Paul Matthias Diderichsen <paulmatthias.diderichsen@abbott.com> wrote:
> Dear S-plus users.
> I learned more or less all I know about Q-Q plots by reading
> http://en.wikipedia.org/wiki/Qq_plot and related ressources on the web. I
> think that I now understand more or less how these beasts work.
>
> Of course, there's still one issue: There seems to be a discrepancy
> between what wikipedia says and what S-plus does.
>
> > a<-data.frame(NORM=rnorm(3))
> # a$NORM could be any 3 values since I'm only interested in x below...
> > qqmath(~NORM,data=a,panel=function(x,y)print(sort(x)))

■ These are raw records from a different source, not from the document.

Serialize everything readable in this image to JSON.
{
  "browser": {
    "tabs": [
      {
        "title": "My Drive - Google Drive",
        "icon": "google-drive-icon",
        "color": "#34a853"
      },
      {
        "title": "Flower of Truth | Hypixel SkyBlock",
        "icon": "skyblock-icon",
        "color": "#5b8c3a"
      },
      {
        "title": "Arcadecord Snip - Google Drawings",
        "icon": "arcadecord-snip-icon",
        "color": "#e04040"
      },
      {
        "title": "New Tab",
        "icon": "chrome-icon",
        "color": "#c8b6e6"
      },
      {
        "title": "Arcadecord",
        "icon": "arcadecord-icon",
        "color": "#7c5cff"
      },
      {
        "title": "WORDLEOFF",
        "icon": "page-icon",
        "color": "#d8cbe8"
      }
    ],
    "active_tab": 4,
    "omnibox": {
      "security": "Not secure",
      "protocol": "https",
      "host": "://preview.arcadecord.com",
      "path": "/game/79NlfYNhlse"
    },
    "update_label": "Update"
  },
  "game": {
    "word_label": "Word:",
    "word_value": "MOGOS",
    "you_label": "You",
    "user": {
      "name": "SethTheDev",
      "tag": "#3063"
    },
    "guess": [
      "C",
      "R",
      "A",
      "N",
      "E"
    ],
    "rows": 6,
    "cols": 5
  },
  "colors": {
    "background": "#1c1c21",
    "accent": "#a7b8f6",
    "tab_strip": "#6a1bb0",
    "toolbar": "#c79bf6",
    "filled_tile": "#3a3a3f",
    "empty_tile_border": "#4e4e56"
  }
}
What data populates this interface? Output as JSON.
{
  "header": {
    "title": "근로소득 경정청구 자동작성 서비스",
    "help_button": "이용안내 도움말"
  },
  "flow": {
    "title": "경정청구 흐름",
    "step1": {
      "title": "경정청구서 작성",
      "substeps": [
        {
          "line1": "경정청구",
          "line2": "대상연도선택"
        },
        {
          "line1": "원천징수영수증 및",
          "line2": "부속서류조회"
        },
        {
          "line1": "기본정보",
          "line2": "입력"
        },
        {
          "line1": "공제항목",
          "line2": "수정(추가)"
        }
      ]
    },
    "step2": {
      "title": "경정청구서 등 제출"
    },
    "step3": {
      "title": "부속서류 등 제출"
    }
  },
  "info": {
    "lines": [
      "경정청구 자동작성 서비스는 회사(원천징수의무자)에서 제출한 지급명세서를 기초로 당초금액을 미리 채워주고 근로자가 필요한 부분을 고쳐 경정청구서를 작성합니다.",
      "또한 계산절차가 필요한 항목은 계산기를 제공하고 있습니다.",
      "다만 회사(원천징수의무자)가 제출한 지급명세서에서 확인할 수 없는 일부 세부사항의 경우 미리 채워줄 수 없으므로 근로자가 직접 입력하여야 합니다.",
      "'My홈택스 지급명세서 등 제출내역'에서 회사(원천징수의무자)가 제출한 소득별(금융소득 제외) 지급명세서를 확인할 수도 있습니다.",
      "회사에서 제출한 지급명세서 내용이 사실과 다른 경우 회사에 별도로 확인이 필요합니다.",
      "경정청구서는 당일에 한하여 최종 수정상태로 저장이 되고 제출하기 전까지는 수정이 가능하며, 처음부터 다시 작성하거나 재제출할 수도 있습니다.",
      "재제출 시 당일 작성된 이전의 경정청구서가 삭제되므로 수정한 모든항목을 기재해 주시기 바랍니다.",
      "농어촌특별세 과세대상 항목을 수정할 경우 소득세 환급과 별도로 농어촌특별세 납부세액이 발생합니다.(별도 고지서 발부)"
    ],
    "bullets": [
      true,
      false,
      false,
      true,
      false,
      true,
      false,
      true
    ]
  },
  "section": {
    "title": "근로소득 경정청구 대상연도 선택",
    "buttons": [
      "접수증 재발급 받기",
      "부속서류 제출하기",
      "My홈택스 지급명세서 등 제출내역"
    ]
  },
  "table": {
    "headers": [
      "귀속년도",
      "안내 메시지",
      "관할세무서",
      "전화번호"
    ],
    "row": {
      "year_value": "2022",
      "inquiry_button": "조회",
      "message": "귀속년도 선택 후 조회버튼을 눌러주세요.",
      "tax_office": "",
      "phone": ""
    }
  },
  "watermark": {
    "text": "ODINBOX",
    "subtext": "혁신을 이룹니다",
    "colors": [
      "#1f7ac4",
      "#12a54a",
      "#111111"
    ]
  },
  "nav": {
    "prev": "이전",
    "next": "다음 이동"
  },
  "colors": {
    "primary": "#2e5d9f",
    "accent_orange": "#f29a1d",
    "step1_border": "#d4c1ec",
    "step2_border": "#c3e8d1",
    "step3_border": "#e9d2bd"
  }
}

> [1] -0.9674216 0.0000000 0.9674216
> > qnorm(c(1/6,3/6,5/6))
> [1] -0.9674216 0.0000000 0.9674216
>
> versus: "k/(n + 1)-quantiles of the comparison distributon (e.g. the
> normal distribution) on the horizontal axis (for k = 1, ..., n)"
>
> In the example above, I create a qqplot with three points. As I understand
> wikipedia, these should be (on the x-axis) at the 1/4, 2/4, and 3/4
> quantiles of the normal distribution. However, instead they are at the
> 1/6, 3/6, and 5/6 quantiles.
>
> I'd appreciate it a lot, if anybody can explain to me what is "right". (Of
> course: Gurus - feel free to correct/add to the wikipedia entry in case
> it's not accurate!)
And then Paul followed up with:
> Apparently, S-plus selects the midpoint of n intervals between 0 and 1 for
> it's horizontal values in qqmath. Of course, for n->infinity the sets used
> by S-plus and wikipedia converge. But which one is "most right" for
> finite/small n?
And Timothy Li added:
> S-plus appears to be using the formula (k-0.375)/(n+0.25) that is
> advocated elsewhere on the internet. See
> http://www.tau.ac.il/cc/pages/docs/sas8/stat/chap55/sect44.htm
>
> and
>
> http://www.okstate.edu/sas/v8/saspdf/qc/chap10.pdf#search=%22construction%20of%20q-q%20plot%22
By default, S-PLUS uses the f(i) = (i-0.5)/n formula. This is described
in Cleveland, W. (1993) Visualizing Data where it is noted that the
precise form of f(i) is not important for a quantile plot (it may make
a difference when n = 3 but you probably should not be looking at
a quantile plot with only three data points).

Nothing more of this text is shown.